Setelah 20 minggu kehamilan, janin bayi meninggal di dalam rahim, yang disebut lahir mati. Ada tanda-tanda yang jelas dari lahir mati, pertama, ibu hamil akan sadar akan hilangnya gerakan janin, perut berhenti terus membesar seiring berjalannya waktu, dan tidak ada cara untuk mendengar detak jantung janin ketika dokter melakukan pemeriksaan kandungan.
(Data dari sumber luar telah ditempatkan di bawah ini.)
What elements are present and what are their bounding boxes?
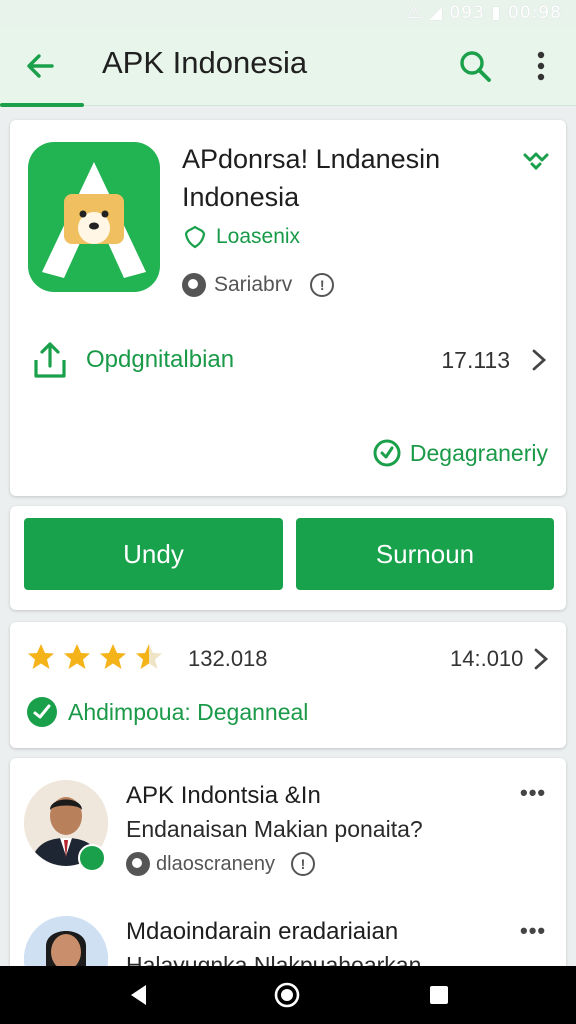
rating-card: 132.018 14:.010 Ahdimpoua: Deganneal xyxy=(10,622,566,748)
chevron-right-icon[interactable] xyxy=(528,345,550,375)
verified-icon xyxy=(78,844,106,872)
shield-check-icon xyxy=(373,439,401,467)
app-name-line2: Indonesia xyxy=(182,182,300,212)
rating-count: 132.018 xyxy=(188,646,268,671)
category-icon xyxy=(182,273,206,297)
nav-home-icon[interactable] xyxy=(272,980,302,1010)
category-row: Sariabrv ! xyxy=(182,270,335,300)
review-more-button[interactable]: ••• xyxy=(520,918,546,944)
star-half-icon xyxy=(136,644,162,669)
category-icon xyxy=(126,852,150,876)
upload-icon xyxy=(34,342,66,378)
page-title: APK Indonesia xyxy=(102,45,308,80)
nav-recent-icon[interactable] xyxy=(424,980,454,1010)
badge-icon xyxy=(184,225,206,249)
app-icon[interactable] xyxy=(28,142,160,292)
review-text: Endanaisan Makian ponaita? xyxy=(126,816,423,842)
app-header-card: APdonrsa! Lndanesin Indonesia Loasenix S… xyxy=(10,120,566,496)
developer-name: Loasenix xyxy=(216,225,301,248)
star-icon xyxy=(100,644,126,669)
status-icons: ⚠ ◢ 093 ▮ 00:98 xyxy=(406,3,562,23)
verified-badge-icon xyxy=(27,697,57,727)
search-icon[interactable] xyxy=(455,46,495,86)
app-bar: APK Indonesia xyxy=(0,26,576,107)
safety-label: Degagraneriy xyxy=(409,439,548,466)
safety-row[interactable]: Degagraneriy xyxy=(372,436,548,470)
app-name-line1: APdonrsa! Lndanesin xyxy=(182,144,441,174)
badge-label: Ahdimpoua: Deganneal xyxy=(68,698,309,725)
reviews-card: APK Indontsia &In Endanaisan Makian pona… xyxy=(10,758,566,1002)
system-nav-bar xyxy=(0,966,576,1024)
info-icon[interactable]: ! xyxy=(290,852,315,876)
app-name: APdonrsa! Lndanesin Indonesia xyxy=(182,140,502,216)
info-icon[interactable]: ! xyxy=(310,273,335,297)
status-bar: ⚠ ◢ 093 ▮ 00:98 xyxy=(0,0,576,26)
left-action-button[interactable]: Undy xyxy=(24,518,283,590)
editor-badge-row: Ahdimpoua: Deganneal xyxy=(26,696,308,728)
update-label: Opdgnitalbian xyxy=(86,346,235,373)
update-row[interactable]: Opdgnitalbian 17.113 xyxy=(28,338,550,382)
right-action-button[interactable]: Surnoun xyxy=(296,518,554,590)
update-count: 17.113 xyxy=(441,346,510,373)
heart-icon[interactable] xyxy=(520,146,552,174)
developer-row[interactable]: Loasenix xyxy=(182,222,300,252)
nav-back-icon[interactable] xyxy=(124,980,154,1010)
review-title: Mdaoindarain eradariaian xyxy=(126,918,399,945)
arrow-left-icon[interactable] xyxy=(20,46,60,86)
rating-secondary-value: 14:.010 xyxy=(450,646,524,671)
category-label: Sariabrv xyxy=(214,273,293,296)
star-icon xyxy=(28,644,54,669)
review-meta: dlaoscraneny ! xyxy=(126,852,315,876)
review-meta-label: dlaoscraneny xyxy=(156,852,275,875)
star-rating xyxy=(26,642,164,672)
actions-card: Undy Surnoun xyxy=(10,506,566,610)
tab-indicator xyxy=(0,103,84,107)
chevron-right-icon[interactable] xyxy=(530,644,552,674)
review-title: APK Indontsia &In xyxy=(126,782,321,809)
more-vert-icon[interactable] xyxy=(526,48,556,84)
app-logo-icon xyxy=(42,162,146,278)
star-icon xyxy=(64,644,90,669)
review-more-button[interactable]: ••• xyxy=(520,780,546,806)
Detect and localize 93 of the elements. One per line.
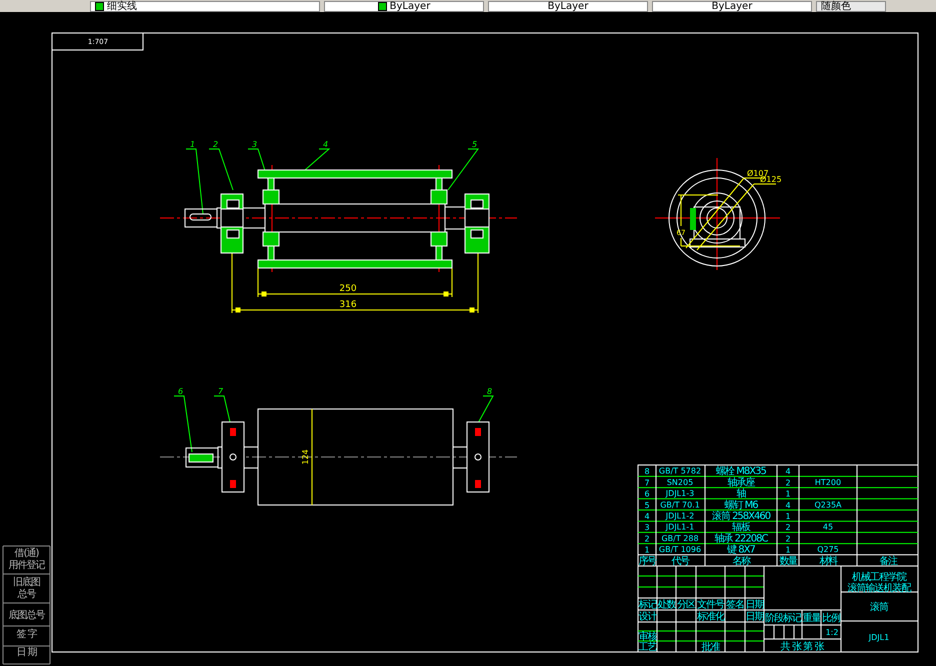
dimension-value: Ø125	[760, 175, 782, 184]
table-cell: 2	[785, 534, 791, 544]
table-cell: 1	[785, 490, 791, 499]
table-cell: 审核	[638, 632, 656, 642]
leader-line	[304, 148, 330, 170]
table-cell: 标记	[638, 600, 656, 610]
table-cell: 键 8X7	[727, 544, 755, 556]
leader-line	[208, 148, 234, 190]
side-stamp-label: 旧底图总号	[13, 577, 40, 600]
column-header: 代号	[672, 556, 688, 567]
table-cell: 批准	[702, 642, 720, 653]
table-cell: 2	[644, 534, 650, 544]
table-cell: 1	[644, 546, 650, 555]
layer-dropdown[interactable]: 细实线	[90, 1, 320, 12]
table-cell: SN205	[666, 478, 694, 487]
table-cell: 签名	[726, 600, 744, 610]
side-stamp-label: 签 字	[16, 629, 37, 640]
plot-style-dropdown[interactable]: 随颜色	[816, 1, 886, 12]
layer-color-icon	[95, 2, 104, 11]
drawing-number: JDJL1	[868, 633, 890, 642]
table-cell: Q235A	[814, 500, 842, 510]
column-header: 序号	[638, 556, 656, 567]
table-cell: 设计	[638, 612, 656, 622]
table-cell: 45	[822, 522, 834, 532]
part-number: 4	[323, 140, 328, 149]
table-cell: 工艺	[638, 642, 656, 653]
table-cell: JDJL1-3	[666, 489, 694, 498]
table-cell: GB/T 5782	[658, 466, 702, 476]
lineweight-dropdown[interactable]: ByLayer	[652, 1, 812, 12]
table-cell: 4	[785, 500, 791, 510]
part-number: 7	[218, 387, 224, 396]
drawing-title: 滚筒	[870, 602, 888, 613]
table-cell: 4	[785, 467, 791, 476]
table-cell: 阶段标记	[765, 613, 801, 624]
part-number: 1	[190, 140, 196, 149]
table-cell: 滚筒 258X460	[712, 511, 770, 522]
column-header: 备注	[880, 556, 896, 567]
table-cell: 标准化	[697, 612, 724, 622]
leader-line	[174, 396, 192, 452]
leader-line	[214, 396, 230, 422]
leader-line	[448, 148, 479, 190]
side-stamp-label: 借(通)用件登记	[8, 548, 44, 571]
organization-name: 滚筒输送机装配	[848, 583, 910, 594]
table-cell: GB/T 288	[661, 534, 699, 543]
part-number: 5	[472, 140, 478, 149]
column-header: 材料	[820, 556, 836, 567]
side-stamp-label: 日 期	[16, 647, 37, 658]
table-cell: JDJL1-2	[666, 512, 694, 520]
scale-value: 1:2	[826, 628, 838, 637]
side-stamp-label: 底图总号	[8, 610, 44, 621]
table-cell: 2	[785, 478, 791, 488]
column-header: 数量	[780, 556, 796, 567]
table-cell: 分区	[677, 600, 695, 610]
table-cell: JDJL1-1	[666, 522, 694, 532]
table-cell: 日期	[746, 600, 764, 610]
table-cell: 2	[785, 523, 791, 532]
sheet-count: 共 张 第 张	[780, 642, 824, 652]
table-cell: 螺钉 M6	[724, 500, 758, 511]
column-header: 名称	[732, 556, 750, 567]
table-cell: 辐板	[732, 522, 750, 534]
table-cell: 重量	[802, 613, 820, 624]
table-cell: 轴	[736, 488, 746, 500]
table-cell: 8	[644, 467, 650, 476]
table-cell: 轴承 22208C	[714, 533, 768, 544]
table-cell: 1	[785, 546, 791, 555]
organization-name: 机械工程学院	[852, 572, 906, 583]
table-cell: 7	[644, 478, 650, 488]
table-cell: 比例	[822, 613, 840, 624]
table-cell: 3	[644, 523, 650, 532]
table-cell: GB/T 1096	[658, 545, 702, 554]
part-number: 6	[178, 387, 184, 396]
table-cell: Q275	[817, 545, 839, 554]
table-cell: 轴承座	[728, 477, 754, 488]
table-cell: 5	[644, 500, 650, 510]
table-cell: HT200	[814, 478, 842, 487]
table-cell: 日期	[746, 612, 764, 622]
table-cell: 4	[644, 512, 650, 521]
dimension-value: 124	[301, 449, 310, 465]
dimension-value: 316	[339, 300, 357, 310]
table-cell: GB/T 70.1	[660, 500, 700, 510]
part-number: 8	[487, 387, 492, 396]
color-swatch-icon	[378, 2, 387, 11]
table-cell: 6	[644, 490, 650, 499]
dimension-value: 250	[339, 284, 357, 294]
part-number: 2	[213, 140, 218, 149]
part-number: 3	[252, 140, 258, 149]
table-cell: 1	[785, 512, 791, 521]
leader-line	[186, 148, 204, 214]
color-dropdown[interactable]: ByLayer	[324, 1, 484, 12]
linetype-dropdown[interactable]: ByLayer	[488, 1, 648, 12]
table-cell: 处数	[658, 600, 676, 610]
table-cell: 螺栓 M8X35	[716, 466, 766, 478]
table-cell: 文件号	[697, 600, 724, 610]
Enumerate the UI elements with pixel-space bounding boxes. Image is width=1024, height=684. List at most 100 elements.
Pemeriksaan ultrasonografi pada janin dapat dengan jelas mendiagnosis kelahiran mati. Penyebab lahir mati dibagi menjadi tiga aspek utama: i. Faktor plasenta dan tali pusat adalah salah satu penyebab paling umum, misalnya, jika solusio plasenta terjadi atau tali pusat terpuntir atau tersimpul sebelum bayi dilahirkan, hal ini dapat menyebabkan kekurangan oksigen yang parah dan lahir mati. Kedua, jika janin memiliki kelainan bentuk dan hambatan pertumbuhan yang serius, maka janin juga rentan mengalami lahir mati. Ketiga, ibu hamil mengalami komplikasi kehamilan yang serius, seperti tekanan darah tinggi selama kehamilan dan diabetes. Setelah lahir mati, jika janin berada di dalam rongga rahim terlalu lama, hal ini dapat menyebabkan gangguan pembekuan darah pada ibu hamil. Sebagian besar janin akan keluar sendiri dalam waktu 2-3 minggu setelah kematian. Jika janin masih belum keluar setelah lebih dari 4 minggu setelah kematian, kemungkinan terjadinya koagulasi intravaskular diseminata akan meningkat secara signifikan, dan bahkan dapat menyebabkan perdarahan yang serius.